Grégory’s unquenchable thirst for knowledge led him to study journalism. He worked as a free-lance journalist for several years and participated in the creation of two new media communication start-up companies. Grégory seized all opportunities to travel to cover news and his social engagement grew stronger over the years as he observed social and environmental issues all over the planet. In 2005 he decided to launch the company’s first social project in Africa, to reinforce local media by bringing computers and other material resources to local organizations. At the same time, an oil spill was ruining the South West coast of France. Grégory quickly returned to France and engaged in the local clean-up of the beaches and coastland. He then pursued environmental work with a job at Greenpeace in the communications department. His work provided him with accelerated training on environmental causes, waste management and recycling, especially during his last mission, covering the asbestos issue on the French aircraft carrier Clemenceau disassembly process.

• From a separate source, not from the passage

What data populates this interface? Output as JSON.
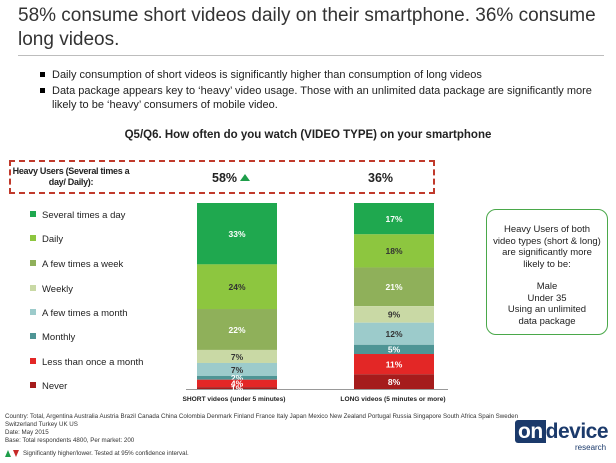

At that time, Grégory realized that denouncing these problems was not enough. He returned to Oléron and decided to develop his own solution. Grégory started investigating and discovered an oil biofuel project in the South of France. He realized how cooking oil could be a punchy starting point for his recycling community model given that Oléron is a very touristic island where everyone eats French fries. His previous experiences and communication work helped the project grow rapidly and benefit from powerful media coverage, even at the Copenhagen Summit. Wearing several hats, Grégory not only has great communication skills but is also a coordinator in the field, a great spokesman with scientific expertise on recycling, and a strategic entrepreneur. Grégory is part of the network Entrepreneurs of the Future and helps develop social entrepreneurship in his region, while paying attention to his role as a husband, father, and stepfather to three children.